Complex numbers can be intimidating at first, but they become much easier once you know how to express them in standard form. A complex number in standard form is written as \(a + bi\), where \(a\) represents the real part, and \(b\) represents the imaginary part. The letter \(i\) denotes the imaginary unit, which we will discuss later. Simplifying expressions into this form allows us to easily identify both the real and the imaginary components.

When you calculate the product of complex numbers and rearrange your results, always aim to express the final answer in standard form. This ensures clarity and consistency in all your mathematical computations.

The imaginary unit, represented by \(i\), is a core element of complex numbers. The fundamental property of \(i\) is that \(i^2 = -1\).
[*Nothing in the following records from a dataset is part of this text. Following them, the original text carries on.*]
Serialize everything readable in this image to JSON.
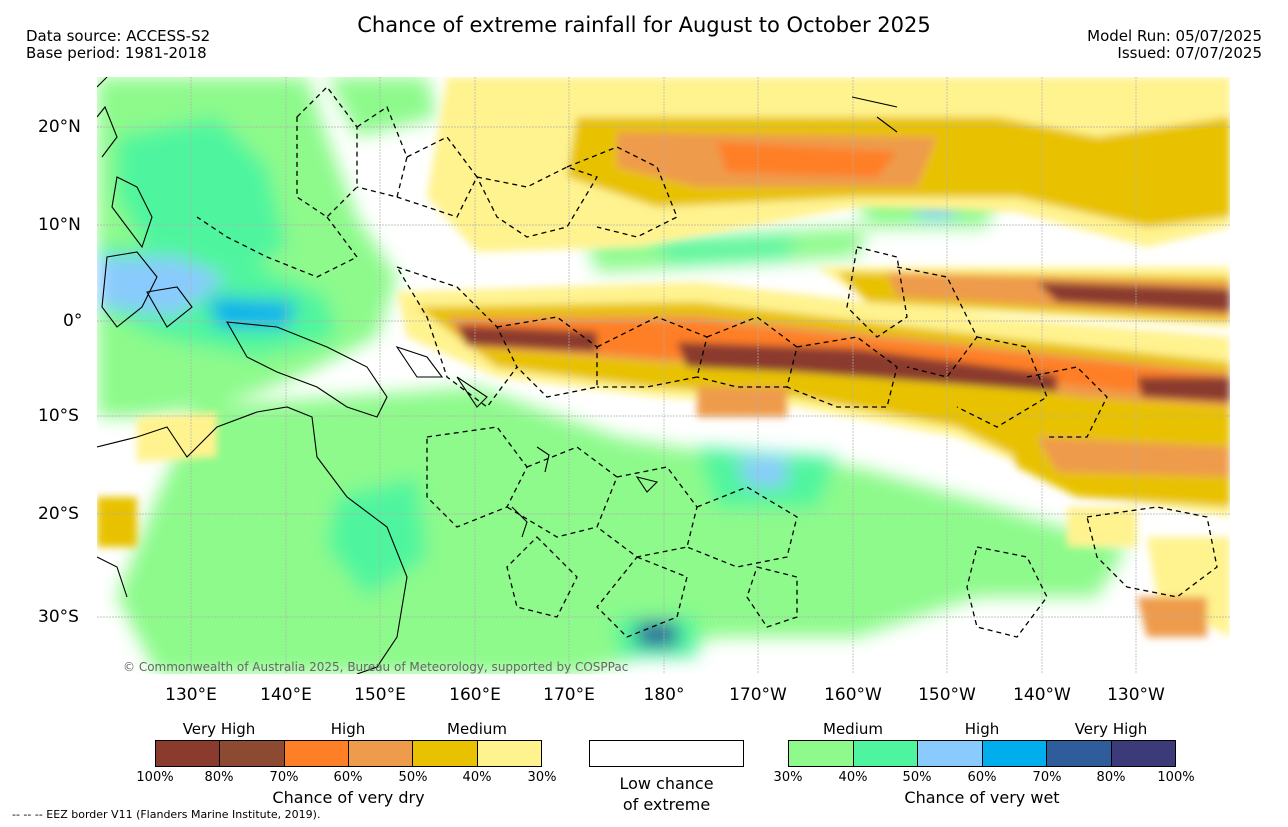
{
  "header": {
    "title": "Chance of extreme rainfall for August to October 2025",
    "data_source": "Data source: ACCESS-S2",
    "base_period": "Base period: 1981-2018",
    "model_run": "Model Run: 05/07/2025",
    "issued": "Issued: 07/07/2025"
  },
  "map": {
    "lat_labels": [
      "20°N",
      "10°N",
      "0°",
      "10°S",
      "20°S",
      "30°S"
    ],
    "lon_labels": [
      "130°E",
      "140°E",
      "150°E",
      "160°E",
      "170°E",
      "180°",
      "170°W",
      "160°W",
      "150°W",
      "140°W",
      "130°W"
    ],
    "copyright": "© Commonwealth of Australia 2025, Bureau of Meteorology, supported by COSPPac",
    "colors": {
      "land_outline": "#000000",
      "eez_border": "#000000",
      "gridline": "#b0b0b0"
    }
  },
  "legend": {
    "dry": {
      "labels": [
        "Very High",
        "High",
        "Medium"
      ],
      "colors": [
        "#8b3b2d",
        "#8c4a33",
        "#ff7f27",
        "#ee9b4b",
        "#e8c200",
        "#fff38f"
      ],
      "ticks": [
        "100%",
        "80%",
        "70%",
        "60%",
        "50%",
        "40%",
        "30%"
      ],
      "caption": "Chance of very dry"
    },
    "low": {
      "caption_line1": "Low chance",
      "caption_line2": "of extreme",
      "color": "#ffffff"
    },
    "wet": {
      "labels": [
        "Medium",
        "High",
        "Very High"
      ],
      "colors": [
        "#8dfa8b",
        "#4ff59e",
        "#89cbfc",
        "#00aeee",
        "#2f5d9b",
        "#3d3a7a"
      ],
      "ticks": [
        "30%",
        "40%",
        "50%",
        "60%",
        "70%",
        "80%",
        "100%"
      ],
      "caption": "Chance of very wet"
    }
  },
  "footnote": "--  --  -- EEZ border V11 (Flanders Marine Institute, 2019)."
}
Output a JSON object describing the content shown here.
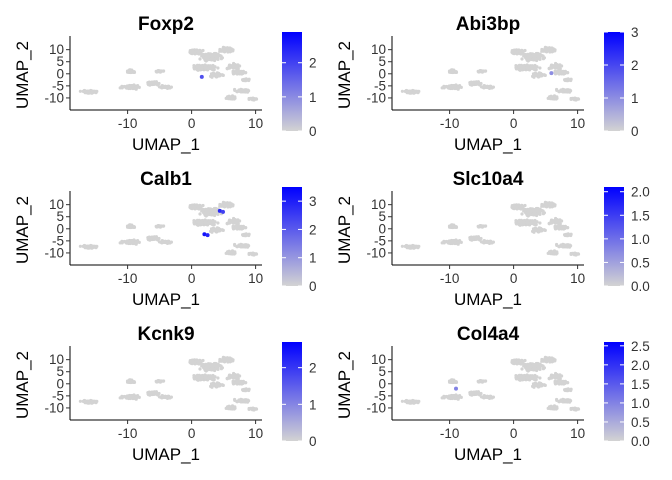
{
  "chart_data": [
    {
      "type": "scatter",
      "title": "Foxp2",
      "xlabel": "UMAP_1",
      "ylabel": "UMAP_2",
      "xlim": [
        -19,
        11
      ],
      "ylim": [
        -15,
        14
      ],
      "xticks": [
        -10,
        0,
        10
      ],
      "yticks": [
        10,
        5,
        0,
        -5,
        -10
      ],
      "legend": {
        "position": "right",
        "min": 0,
        "max": 2.9,
        "ticks": [
          0,
          1,
          2
        ],
        "low_color": "#d3d3d3",
        "high_color": "#0000ff"
      },
      "colored_cells": [
        {
          "x": 1.6,
          "y": -1.3,
          "value": 1.8
        }
      ]
    },
    {
      "type": "scatter",
      "title": "Abi3bp",
      "xlabel": "UMAP_1",
      "ylabel": "UMAP_2",
      "xlim": [
        -19,
        11
      ],
      "ylim": [
        -15,
        14
      ],
      "xticks": [
        -10,
        0,
        10
      ],
      "yticks": [
        10,
        5,
        0,
        -5,
        -10
      ],
      "legend": {
        "position": "right",
        "min": 0,
        "max": 3,
        "ticks": [
          0,
          1,
          2,
          3
        ],
        "low_color": "#d3d3d3",
        "high_color": "#0000ff"
      },
      "colored_cells": [
        {
          "x": 5.9,
          "y": 0.3,
          "value": 1.0
        }
      ]
    },
    {
      "type": "scatter",
      "title": "Calb1",
      "xlabel": "UMAP_1",
      "ylabel": "UMAP_2",
      "xlim": [
        -19,
        11
      ],
      "ylim": [
        -15,
        14
      ],
      "xticks": [
        -10,
        0,
        10
      ],
      "yticks": [
        10,
        5,
        0,
        -5,
        -10
      ],
      "legend": {
        "position": "right",
        "min": 0,
        "max": 3.5,
        "ticks": [
          0,
          1,
          2,
          3
        ],
        "low_color": "#d3d3d3",
        "high_color": "#0000ff"
      },
      "colored_cells": [
        {
          "x": 4.4,
          "y": 7.4,
          "value": 2.8
        },
        {
          "x": 4.9,
          "y": 7.0,
          "value": 2.4
        },
        {
          "x": 2.0,
          "y": -2.3,
          "value": 3.2
        },
        {
          "x": 2.5,
          "y": -2.6,
          "value": 2.9
        }
      ]
    },
    {
      "type": "scatter",
      "title": "Slc10a4",
      "xlabel": "UMAP_1",
      "ylabel": "UMAP_2",
      "xlim": [
        -19,
        11
      ],
      "ylim": [
        -15,
        14
      ],
      "xticks": [
        -10,
        0,
        10
      ],
      "yticks": [
        10,
        5,
        0,
        -5,
        -10
      ],
      "legend": {
        "position": "right",
        "min": 0,
        "max": 2.1,
        "ticks": [
          0.0,
          0.5,
          1.0,
          1.5,
          2.0
        ],
        "low_color": "#d3d3d3",
        "high_color": "#0000ff"
      },
      "colored_cells": []
    },
    {
      "type": "scatter",
      "title": "Kcnk9",
      "xlabel": "UMAP_1",
      "ylabel": "UMAP_2",
      "xlim": [
        -19,
        11
      ],
      "ylim": [
        -15,
        14
      ],
      "xticks": [
        -10,
        0,
        10
      ],
      "yticks": [
        10,
        5,
        0,
        -5,
        -10
      ],
      "legend": {
        "position": "right",
        "min": 0,
        "max": 2.7,
        "ticks": [
          0,
          1,
          2
        ],
        "low_color": "#d3d3d3",
        "high_color": "#0000ff"
      },
      "colored_cells": []
    },
    {
      "type": "scatter",
      "title": "Col4a4",
      "xlabel": "UMAP_1",
      "ylabel": "UMAP_2",
      "xlim": [
        -19,
        11
      ],
      "ylim": [
        -15,
        14
      ],
      "xticks": [
        -10,
        0,
        10
      ],
      "yticks": [
        10,
        5,
        0,
        -5,
        -10
      ],
      "legend": {
        "position": "right",
        "min": 0,
        "max": 2.6,
        "ticks": [
          0.0,
          0.5,
          1.0,
          1.5,
          2.0,
          2.5
        ],
        "low_color": "#d3d3d3",
        "high_color": "#0000ff"
      },
      "colored_cells": [
        {
          "x": -9.0,
          "y": -2.0,
          "value": 1.0
        }
      ]
    }
  ],
  "umap_clusters": [
    {
      "cx": -16,
      "cy": -7.5,
      "rx": 1.8,
      "ry": 0.9,
      "n": 60
    },
    {
      "cx": -9.5,
      "cy": -5.5,
      "rx": 2.2,
      "ry": 1.2,
      "n": 70
    },
    {
      "cx": -6.0,
      "cy": -4.0,
      "rx": 1.6,
      "ry": 1.0,
      "n": 50
    },
    {
      "cx": -4.0,
      "cy": -5.5,
      "rx": 1.4,
      "ry": 0.8,
      "n": 35
    },
    {
      "cx": -9.5,
      "cy": 1.0,
      "rx": 1.2,
      "ry": 1.0,
      "n": 30
    },
    {
      "cx": -5.0,
      "cy": 1.0,
      "rx": 1.0,
      "ry": 0.7,
      "n": 20
    },
    {
      "cx": 0.5,
      "cy": 9.0,
      "rx": 1.8,
      "ry": 1.4,
      "n": 60
    },
    {
      "cx": 3.0,
      "cy": 7.0,
      "rx": 2.5,
      "ry": 2.5,
      "n": 140
    },
    {
      "cx": 5.5,
      "cy": 10.0,
      "rx": 1.5,
      "ry": 1.8,
      "n": 60
    },
    {
      "cx": 2.0,
      "cy": 2.5,
      "rx": 2.8,
      "ry": 2.0,
      "n": 140
    },
    {
      "cx": 6.5,
      "cy": 3.0,
      "rx": 1.8,
      "ry": 1.5,
      "n": 70
    },
    {
      "cx": 4.0,
      "cy": -0.5,
      "rx": 1.6,
      "ry": 1.3,
      "n": 60
    },
    {
      "cx": 7.5,
      "cy": 0.5,
      "rx": 1.6,
      "ry": 1.0,
      "n": 40
    },
    {
      "cx": 8.5,
      "cy": -2.5,
      "rx": 1.0,
      "ry": 0.7,
      "n": 20
    },
    {
      "cx": 8.0,
      "cy": -7.0,
      "rx": 1.8,
      "ry": 1.0,
      "n": 50
    },
    {
      "cx": 6.0,
      "cy": -10.0,
      "rx": 1.4,
      "ry": 1.2,
      "n": 45
    },
    {
      "cx": 9.5,
      "cy": -10.5,
      "rx": 1.0,
      "ry": 0.7,
      "n": 20
    }
  ]
}
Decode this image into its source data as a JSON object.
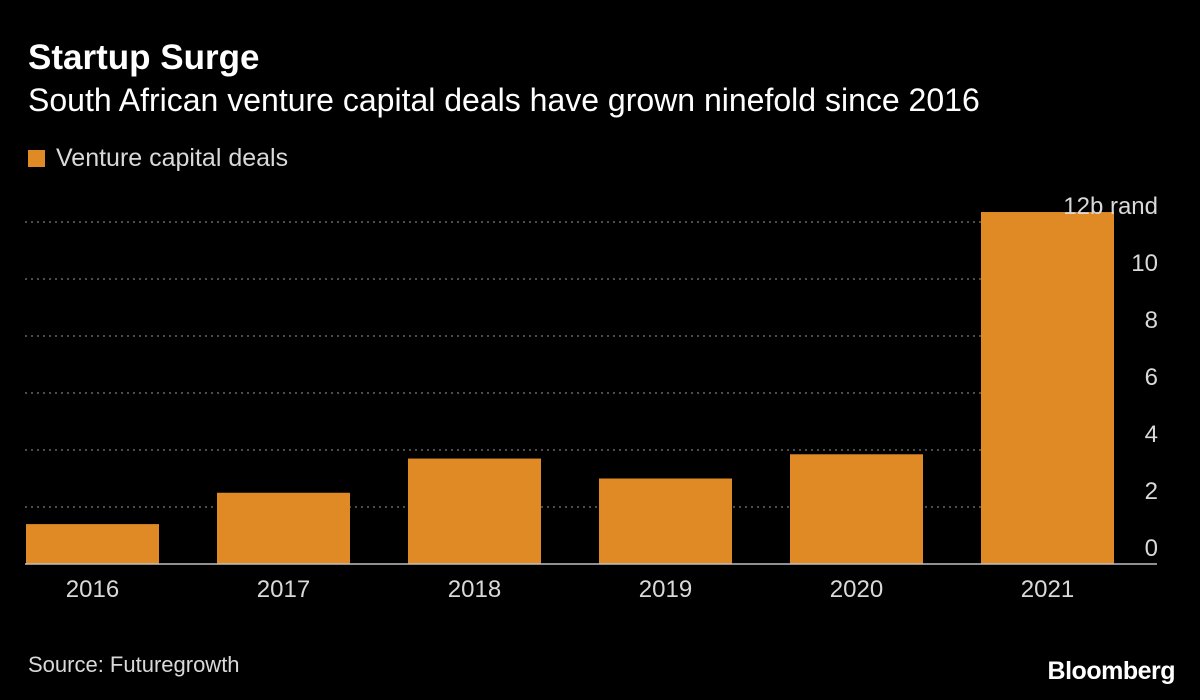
{
  "header": {
    "title": "Startup Surge",
    "subtitle": "South African venture capital deals have grown ninefold since 2016"
  },
  "footer": {
    "source": "Source: Futuregrowth",
    "logo": "Bloomberg"
  },
  "colors": {
    "background": "#000000",
    "bar": "#e08a26",
    "grid": "#7a7a7a",
    "text": "#d9d9d9"
  },
  "chart_data": {
    "type": "bar",
    "categories": [
      "2016",
      "2017",
      "2018",
      "2019",
      "2020",
      "2021"
    ],
    "series": [
      {
        "name": "Venture capital deals",
        "values": [
          1.4,
          2.5,
          3.7,
          3.0,
          3.85,
          12.35
        ]
      }
    ],
    "ylim": [
      0,
      12
    ],
    "yticks": [
      0,
      2,
      4,
      6,
      8,
      10,
      12
    ],
    "ytick_labels": [
      "0",
      "2",
      "4",
      "6",
      "8",
      "10",
      "12b rand"
    ],
    "grid": true,
    "grid_style": "dotted",
    "y_axis_side": "right",
    "legend_position": "top-left"
  }
}
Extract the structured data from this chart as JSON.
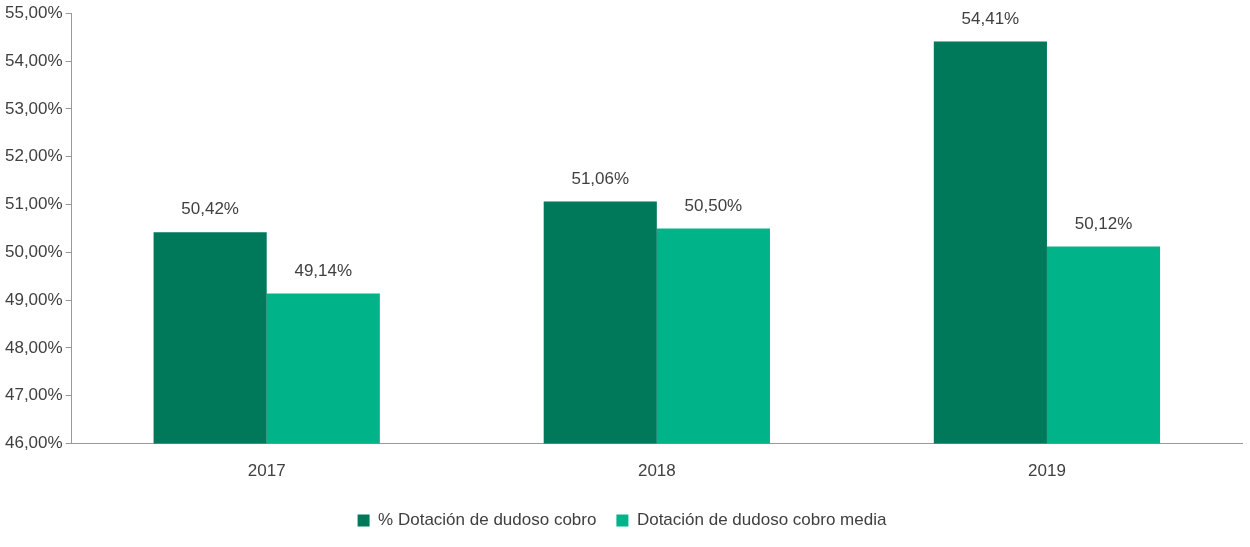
{
  "chart_data": {
    "type": "bar",
    "categories": [
      "2017",
      "2018",
      "2019"
    ],
    "series": [
      {
        "name": "% Dotación de dudoso cobro",
        "color": "#00785a",
        "values": [
          50.42,
          51.06,
          54.41
        ],
        "value_labels": [
          "50,42%",
          "51,06%",
          "54,41%"
        ]
      },
      {
        "name": "Dotación de dudoso cobro media",
        "color": "#00b388",
        "values": [
          49.14,
          50.5,
          50.12
        ],
        "value_labels": [
          "49,14%",
          "50,50%",
          "50,12%"
        ]
      }
    ],
    "ylim": [
      46,
      55
    ],
    "yticks": [
      {
        "value": 46,
        "label": "46,00%"
      },
      {
        "value": 47,
        "label": "47,00%"
      },
      {
        "value": 48,
        "label": "48,00%"
      },
      {
        "value": 49,
        "label": "49,00%"
      },
      {
        "value": 50,
        "label": "50,00%"
      },
      {
        "value": 51,
        "label": "51,00%"
      },
      {
        "value": 52,
        "label": "52,00%"
      },
      {
        "value": 53,
        "label": "53,00%"
      },
      {
        "value": 54,
        "label": "54,00%"
      },
      {
        "value": 55,
        "label": "55,00%"
      }
    ],
    "grid": false,
    "legend": "bottom"
  }
}
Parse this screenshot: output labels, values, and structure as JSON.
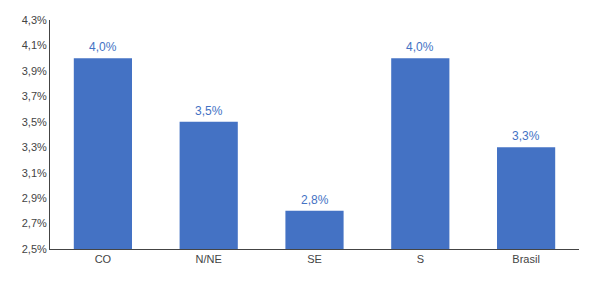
{
  "chart_data": {
    "type": "bar",
    "categories": [
      "CO",
      "N/NE",
      "SE",
      "S",
      "Brasil"
    ],
    "values": [
      4.0,
      3.5,
      2.8,
      4.0,
      3.3
    ],
    "value_labels": [
      "4,0%",
      "3,5%",
      "2,8%",
      "4,0%",
      "3,3%"
    ],
    "color": "#4472C4",
    "ylim": [
      2.5,
      4.3
    ],
    "yticks": [
      {
        "value": 2.5,
        "label": "2,5%"
      },
      {
        "value": 2.7,
        "label": "2,7%"
      },
      {
        "value": 2.9,
        "label": "2,9%"
      },
      {
        "value": 3.1,
        "label": "3,1%"
      },
      {
        "value": 3.3,
        "label": "3,3%"
      },
      {
        "value": 3.5,
        "label": "3,5%"
      },
      {
        "value": 3.7,
        "label": "3,7%"
      },
      {
        "value": 3.9,
        "label": "3,9%"
      },
      {
        "value": 4.1,
        "label": "4,1%"
      },
      {
        "value": 4.3,
        "label": "4,3%"
      }
    ],
    "grid": false,
    "data_labels": true
  }
}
You can think of \(i\) as a tool that helps us solve mathematical problems involving square roots of negative numbers, which are not solvable within the real number system.

Understanding this property is crucial when working with complex numbers, especially during multiplication. For example, when multiplying two imaginary numbers like \(-5i\) and \(-3i\), remember to adjust for \(i^2 = -1\), turning \(15i^2\) into \(-15\). This conversion is necessary to properly handle imaginary components and find their contribution to the real part.

The distributive law is a vital algebraic principle that helps in expanding expressions. When multiplying complex numbers, we use the distributive law to ensure each term from one set of parentheses is multiplied by each term from the other. For instance, given \((7-5i)\) and \((-2-3i)\), apply the distributive law as follows:

• Multiply \(7\) by \(-2\) and \(-3i\).
• Multiply \(-5i\) by \(-2\) and \(-3i\).

This results in \(7 \times -2 + 7 \times -3i - 5i \times -2 - 5i \times -3i\).

By distributing carefully, you can capture every part of both complex numbers, laying the groundwork for further simplification and correctly solving complex multiplication tasks.

Simplification is the process of reducing an expression to its simplest form. In complex number operations, it involves combining like terms and using known properties of numbers. After applying the distributive law, reduce your expression by:

• Grouping and calculating the real parts separately.
• Handling the imaginary parts and remembering crucial properties like \(i^2 = -1\).

For example, after distributing in our problem, the real terms become \(-14 - 15\), and the imaginary terms merge into \(-11i\). Add the adjusted real result \(-15\) to \(-14\) to finalize the real part. This provides us a cleaned-up, easy-to-understand expression of \(-29 - 11i\).

Mastering simplification enhances clarity and ensures you reach the correct solution, every time.